Una raccolta di racconti che trattano tematiche importanti quali il matrimonio, il lavoro, la differenza tra classi sociali, il ruolo della donna. Gli anni ‘30 permeano queste storie totalmente: la grande depressione che ha messo in ginocchio il Paese, la seconda guerra mondiale già nell’aria, con tutte le insicurezze derivanti, il disintegrarsi delle certezze… a cui si uniscono tematiche care all’autrice (pessimi lavori, matrimoni schifosi, differenze di classe sociale, aspettative e delusioni tipiche del periodo). Ecco perchè il titolo della raccolta risulta azzeccatissimo… è una fotografia della sua epoca. Quello che riesce a fotografare, in particolare, è l’animo umano… le emozioni che si nascondono dietro la facciata di ciascuno, con uno stile amaro e umoristico al tempo stesso.

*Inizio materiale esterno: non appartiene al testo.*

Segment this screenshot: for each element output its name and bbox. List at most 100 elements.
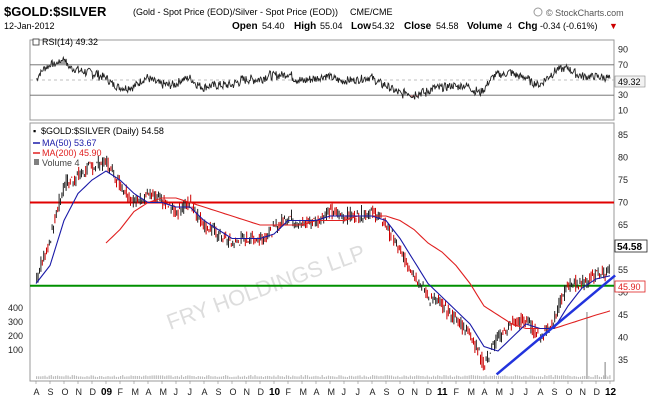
x-month-label: M bbox=[300, 387, 308, 397]
volume-bar bbox=[214, 376, 216, 379]
volume-bar bbox=[157, 375, 159, 379]
volume-bar bbox=[52, 376, 54, 379]
volume-bar bbox=[565, 376, 567, 379]
rsi-legend-swatch bbox=[32, 38, 40, 46]
x-month-label: N bbox=[580, 387, 587, 397]
volume-bar bbox=[332, 376, 334, 379]
rsi-label: RSI(14) 49.32 bbox=[42, 37, 98, 47]
stockcharts-source[interactable]: © StockCharts.com bbox=[546, 8, 624, 18]
volume-bar bbox=[294, 376, 296, 379]
volume-axis-ticks: 400 300 200 100 bbox=[8, 303, 23, 355]
x-year-label: 10 bbox=[269, 387, 281, 398]
x-month-label: D bbox=[594, 387, 601, 397]
volume-bar bbox=[138, 375, 141, 379]
x-month-label: J bbox=[174, 387, 179, 397]
volume-bar bbox=[432, 375, 435, 379]
price-tick-label: 35 bbox=[618, 355, 628, 365]
volume-bar bbox=[174, 376, 176, 379]
volume-bar bbox=[323, 376, 325, 379]
volume-bar bbox=[288, 375, 290, 379]
volume-bar bbox=[397, 375, 399, 379]
volume-bar bbox=[260, 376, 262, 379]
x-month-label: J bbox=[188, 387, 193, 397]
rsi-panel-frame bbox=[29, 39, 615, 121]
volume-bar bbox=[401, 376, 403, 379]
volume-bar bbox=[353, 376, 355, 379]
chart-symbol: $GOLD:$SILVER bbox=[4, 4, 107, 19]
volume-bar bbox=[487, 376, 489, 379]
price-tick-label: 55 bbox=[618, 265, 628, 275]
volume-bar bbox=[527, 376, 529, 379]
volume-bar bbox=[107, 376, 109, 379]
price-legend-icon: ▪ bbox=[33, 126, 36, 136]
volume-bar bbox=[550, 375, 552, 379]
volume-bar bbox=[399, 376, 401, 379]
volume-bar bbox=[86, 376, 88, 379]
volume-bar bbox=[609, 375, 611, 379]
volume-bar bbox=[382, 376, 384, 379]
volume-bar bbox=[180, 375, 183, 379]
volume-bar bbox=[113, 375, 115, 379]
volume-bar bbox=[378, 376, 380, 379]
volume-bar bbox=[344, 376, 346, 379]
volume-bar bbox=[388, 375, 390, 379]
volume-bar bbox=[336, 376, 338, 379]
volume-bar bbox=[430, 376, 432, 379]
volume-bar bbox=[243, 375, 246, 379]
volume-bar bbox=[361, 376, 363, 379]
volume-bar bbox=[151, 375, 153, 379]
volume-bar bbox=[298, 376, 300, 379]
volume-bar bbox=[92, 375, 94, 379]
volume-bar bbox=[313, 376, 315, 379]
volume-tick-label: 200 bbox=[8, 331, 23, 341]
volume-bar bbox=[206, 375, 208, 379]
volume-bar bbox=[586, 312, 588, 379]
volume-bar bbox=[38, 376, 40, 379]
volume-bar bbox=[309, 376, 311, 379]
volume-bar bbox=[78, 376, 80, 379]
volume-bar bbox=[256, 376, 258, 379]
volume-bar bbox=[393, 376, 395, 379]
chart-description: (Gold - Spot Price (EOD)/Silver - Spot P… bbox=[133, 7, 338, 17]
x-month-label: F bbox=[454, 387, 460, 397]
volume-bar bbox=[468, 375, 470, 379]
price-bars bbox=[36, 155, 610, 371]
volume-bar bbox=[514, 375, 516, 379]
quote-volume-label: Volume bbox=[467, 21, 503, 32]
price-last-badge: 54.58 bbox=[614, 239, 648, 253]
x-month-label: D bbox=[426, 387, 433, 397]
volume-bar bbox=[508, 376, 510, 379]
volume-bar bbox=[317, 376, 319, 379]
x-month-label: A bbox=[146, 387, 152, 397]
volume-bar bbox=[414, 376, 416, 379]
volume-bar bbox=[103, 376, 105, 379]
volume-bar bbox=[346, 376, 348, 379]
price-panel-frame bbox=[29, 122, 615, 382]
x-month-label: A bbox=[538, 387, 544, 397]
rsi-tick-label: 70 bbox=[618, 60, 628, 70]
volume-bar bbox=[506, 376, 508, 379]
volume-bar bbox=[94, 376, 96, 379]
volume-bar bbox=[479, 375, 481, 379]
volume-bar bbox=[117, 376, 120, 379]
quote-low-label: Low bbox=[351, 21, 371, 32]
volume-bar bbox=[466, 375, 468, 379]
volume-bar bbox=[65, 375, 67, 379]
volume-bar bbox=[554, 375, 556, 379]
volume-bar bbox=[40, 376, 42, 379]
volume-bar bbox=[218, 376, 220, 379]
quote-chg-label: Chg bbox=[518, 21, 537, 32]
quote-volume-value: 4 bbox=[507, 21, 512, 31]
legend-volume-label: Volume 4 bbox=[42, 158, 80, 168]
x-month-label: O bbox=[398, 387, 405, 397]
volume-bar bbox=[579, 376, 582, 379]
price-tick-label: 65 bbox=[618, 220, 628, 230]
stockcharts-logo[interactable]: © StockCharts.com bbox=[533, 7, 624, 18]
rsi-tick-label: 10 bbox=[618, 105, 628, 115]
x-year-label: 09 bbox=[101, 387, 113, 398]
x-month-label: N bbox=[244, 387, 251, 397]
quote-open-label: Open bbox=[232, 21, 258, 32]
volume-bar bbox=[439, 375, 441, 379]
volume-bar bbox=[607, 376, 609, 379]
volume-bar bbox=[80, 376, 82, 379]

Non ci sono grandi eventi, ma piccoli fatti che comunque in qualche modo segnano le vite di chi è coinvolto: l’autrice dà il meglio di sè nella descrizione di momenti quotidiani che però assumono valenze simboliche, quasi archetipe… una cena con la suocera viene paragonata a L’Ultima Cena, un temporale come climax di una vicenda, contemporaneamente interiore ed esterno, emotivo e reale… meravigliosamente descritto.
Lo stile della Slesinger è piacevolissimo, è una grande affabulatrice e sa descrivere ogni sfumatura psicologica grazie anche ad uno stream-of-consciousness molto particolare: denso e leggero insieme. Forse è proprio per questo che viene spesso paragonata a Dorothy Parker.